On Fri, 2010-04-23 at 09:56 +0100, Mark Shuttleworth wrote:

> I appreciate the desire to defend the users flow. That's a value we
> share. But being dogmatic about that won't get the best result. We
> should be sparing about interruptions, so that when we do them, people
> pay attention. And we should be very careful about the message we
> convey, so that we minimise the interruption and maximise the chances
> that people will do the right thing.

But you are penalizing the very people that are helping you.  I can't
install updates automatically because I'm typically running a late
alpha, beta or RC to help Ubuntu test it's product.  Or I'm on
development machine that can't afford to go down because of a badly
tested patch.

Under your current proposal, here is what I'm supposed to do.  
1) Poll updates since I have no indicator.  This is a complete and total
fail, IMO.  If there ever was a reason for a notification, it would be
updates.  
2) I have to dig through the menu to trigger updates(Hmm, is that
preferences or administration?  I can never remember).  Annoying for a
regular task.
3) You are going to pop down a dialog on my desktop if I fall off the
hamster wheel, much like porn spam.  And open a security hole. (More
later)
4) You are going to reboot my system some percentage of the time, thus
further interrupting my workflow.

This is INSANE!  I'm a committed user that understands the magnitude of
security patches and updates to the point to be able to assist in bug
reporting.  And I'm being punished because someone felt people didn't
understand the update notifier. And now you want to take away my
usability hack.

A sane solution:
When the user shuts down, reboots, suspends or resumes(or the screen
saver if they have suspend turned off), trigger the dialog to ask about
updates (or provide a button to automatically do them)  The system will
do the task, reboot/reset or whatever without interrupting the
workflow.  

These events happen multiple times a day so they are timely. If someone
says no like 20 times, then you can annoy them. But they probably are
going to say no then too.


> That's what MPT is arguing for.
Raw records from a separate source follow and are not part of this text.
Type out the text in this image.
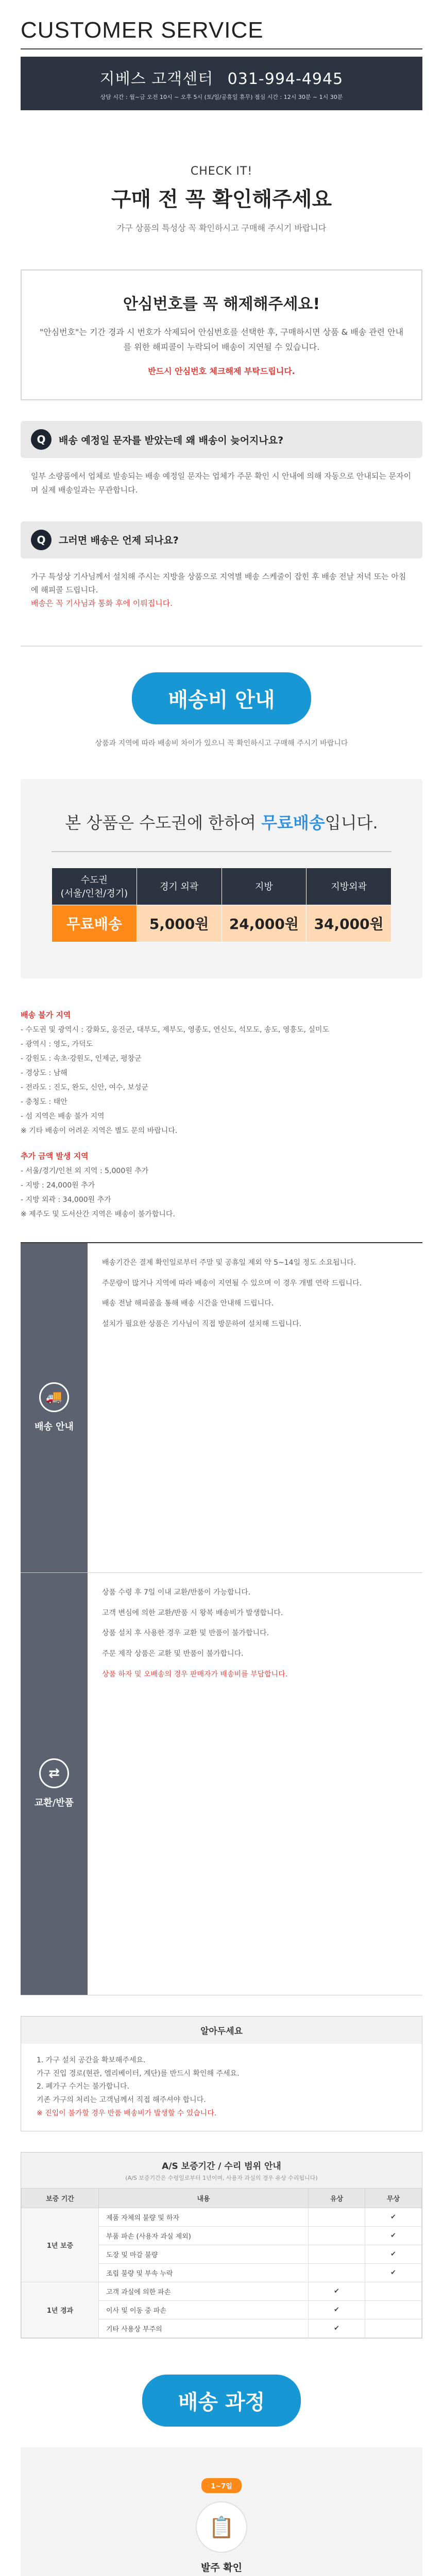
CUSTOMER SERVICE
지베스 고객센터 031-994-4945
상담 시간 : 월~금 오전 10시 ~ 오후 5시 (토/일/공휴일 휴무) 점심 시간 : 12시 30분 ~ 1시 30분
CHECK IT!
구매 전 꼭 확인해주세요

가구 상품의 특성상 꼭 확인하시고 구매해 주시기 바랍니다

안심번호를 꼭 해제해주세요!

"안심번호"는 기간 경과 시 번호가 삭제되어 안심번호를 선택한 후, 구매하시면 상품 & 배송 관련 안내를 위한 해피콜이 누락되어 배송이 지연될 수 있습니다.

반드시 안심번호 체크해제 부탁드립니다.

Q	배송 예정일 문자를 받았는데 왜 배송이 늦어지나요?
일부 소량품에서 업체로 발송되는 배송 예정일 문자는 업체가 주문 확인 시 안내에 의해 자동으로 안내되는 문자이며 실제 배송일과는 무관합니다.
Q	그러면 배송은 언제 되나요?
가구 특성상 기사님께서 설치해 주시는 지방을 상품으로 지역별 배송 스케줄이 잡힌 후 배송 전날 저녁 또는 아침에 해피콜 드립니다.
배송은 꼭 기사님과 통화 후에 이뤄집니다.
배송비 안내
상품과 지역에 따라 배송비 차이가 있으니 꼭 확인하시고 구매해 주시기 바랍니다
본 상품은 수도권에 한하여 무료배송입니다.
수도권
(서울/인천/경기)	경기 외곽	지방	지방외곽
무료배송	5,000원	24,000원	34,000원
배송 불가 지역
- 수도권 및 광역시 : 강화도, 옹진군, 대부도, 제부도, 영종도, 연신도, 석모도, 송도, 영흥도, 실미도
- 광역시 : 영도, 가덕도
- 강원도 : 속초·강원도, 인제군, 평창군
- 경상도 : 남해
- 전라도 : 진도, 완도, 신안, 여수, 보성군
- 충청도 : 태안
- 섬 지역은 배송 불가 지역
※ 기타 배송이 어려운 지역은 별도 문의 바랍니다.
추가 금액 발생 지역
- 서울/경기/인천 외 지역 : 5,000원 추가
- 지방 : 24,000원 추가
- 지방 외곽 : 34,000원 추가
※ 제주도 및 도서산간 지역은 배송이 불가합니다.
🚚
배송 안내

배송기간은 결제 확인일로부터 주말 및 공휴일 제외 약 5~14일 정도 소요됩니다.

주문량이 많거나 지역에 따라 배송이 지연될 수 있으며 이 경우 개별 연락 드립니다.

배송 전날 해피콜을 통해 배송 시간을 안내해 드립니다.

설치가 필요한 상품은 기사님이 직접 방문하여 설치해 드립니다.

⇄
교환/반품

상품 수령 후 7일 이내 교환/반품이 가능합니다.

고객 변심에 의한 교환/반품 시 왕복 배송비가 발생합니다.

상품 설치 후 사용한 경우 교환 및 반품이 불가합니다.

주문 제작 상품은 교환 및 반품이 불가합니다.

상품 하자 및 오배송의 경우 판매자가 배송비를 부담합니다.

알아두세요
1. 가구 설치 공간을 확보해주세요.
가구 진입 경로(현관, 엘리베이터, 계단)를 반드시 확인해 주세요.
2. 폐가구 수거는 불가합니다.
기존 가구의 처리는 고객님께서 직접 해주셔야 합니다.
※ 진입이 불가할 경우 반품 배송비가 발생할 수 있습니다.
A/S 보증기간 / 수리 범위 안내
(A/S 보증기간은 수령일로부터 1년이며, 사용자 과실의 경우 유상 수리됩니다)
보증 기간	내용	유상	무상
1년 보증	제품 자체의 불량 및 하자		✔
	부품 파손 (사용자 과실 제외)		✔
	도장 및 마감 불량		✔
	조립 불량 및 부속 누락		✔
1년 경과	고객 과실에 의한 파손	✔	
	이사 및 이동 중 파손	✔	
	기타 사용상 부주의	✔	
배송 과정
1~7일
📋
발주 확인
Your response is "the crux of the
> problem is the asynchronous window". But you're missing the point that
> the underlying condition is both serious and asynchronous.
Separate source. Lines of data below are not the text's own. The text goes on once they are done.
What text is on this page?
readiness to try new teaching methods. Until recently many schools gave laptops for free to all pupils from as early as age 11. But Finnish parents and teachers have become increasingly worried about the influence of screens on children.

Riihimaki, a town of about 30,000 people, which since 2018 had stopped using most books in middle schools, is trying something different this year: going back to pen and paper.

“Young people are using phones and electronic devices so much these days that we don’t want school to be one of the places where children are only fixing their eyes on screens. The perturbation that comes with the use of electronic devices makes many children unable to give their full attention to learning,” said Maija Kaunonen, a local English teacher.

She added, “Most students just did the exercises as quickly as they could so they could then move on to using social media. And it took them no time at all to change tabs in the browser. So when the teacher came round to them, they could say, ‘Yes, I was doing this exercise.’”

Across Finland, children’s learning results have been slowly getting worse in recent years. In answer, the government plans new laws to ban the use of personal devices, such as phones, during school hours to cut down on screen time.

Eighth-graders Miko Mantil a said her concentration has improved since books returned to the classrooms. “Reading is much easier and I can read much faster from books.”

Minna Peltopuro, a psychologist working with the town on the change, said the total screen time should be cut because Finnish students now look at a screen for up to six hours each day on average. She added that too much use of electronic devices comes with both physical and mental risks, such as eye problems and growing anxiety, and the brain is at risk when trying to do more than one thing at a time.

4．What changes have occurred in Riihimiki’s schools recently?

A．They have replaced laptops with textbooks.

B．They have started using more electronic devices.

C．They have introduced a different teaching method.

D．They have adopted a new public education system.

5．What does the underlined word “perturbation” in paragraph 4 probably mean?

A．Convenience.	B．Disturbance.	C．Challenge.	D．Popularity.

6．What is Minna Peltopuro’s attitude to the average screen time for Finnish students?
My understanding of the problem is both thorough and profound.

> > Plus, as I pointed out several months ago, this is a HUGE security hole.
> > Passwords should only be given in response to a user initiated
> > operation.  Asynchronous dialogs that ask for passwords are a very bad
> > precedent for a secure O/S.
> >   
> 
> Best we get those finger-swipe gadgets working, then :-)

Not going to solve the problem.  And based on that response I think a
little analogy is in order.

Let's say I want to do a wire transfer.  I call the bank.  They say
cool, but we need your credentials to start the transfer.  Since I
initiated the call, I am pretty confident that I am talking to the bank,
so I give them my password and my money is on it's way.

Let's look at another scenerio.

You call the bank, but get voicemail.  You leave a message saying you'd
like to do a wire transfer and hang up.  Several days later you get a
phone call from a person asking for your bank credentials.  The question
is, is it the bank and do you give them that information?

The first situation is synchronous, the second is asynchronous.  This is
the problem that you have created.  The malware author need no longer
hook into an administrative event to fool the user.  They simply need to
fling a somewhat similar copy on the desktop.  In essence you are
training the user to respond to any dialog that mystically appears on
the desktop at any time.

When Ubuntu becomes a security target, it will be a shooting gallery.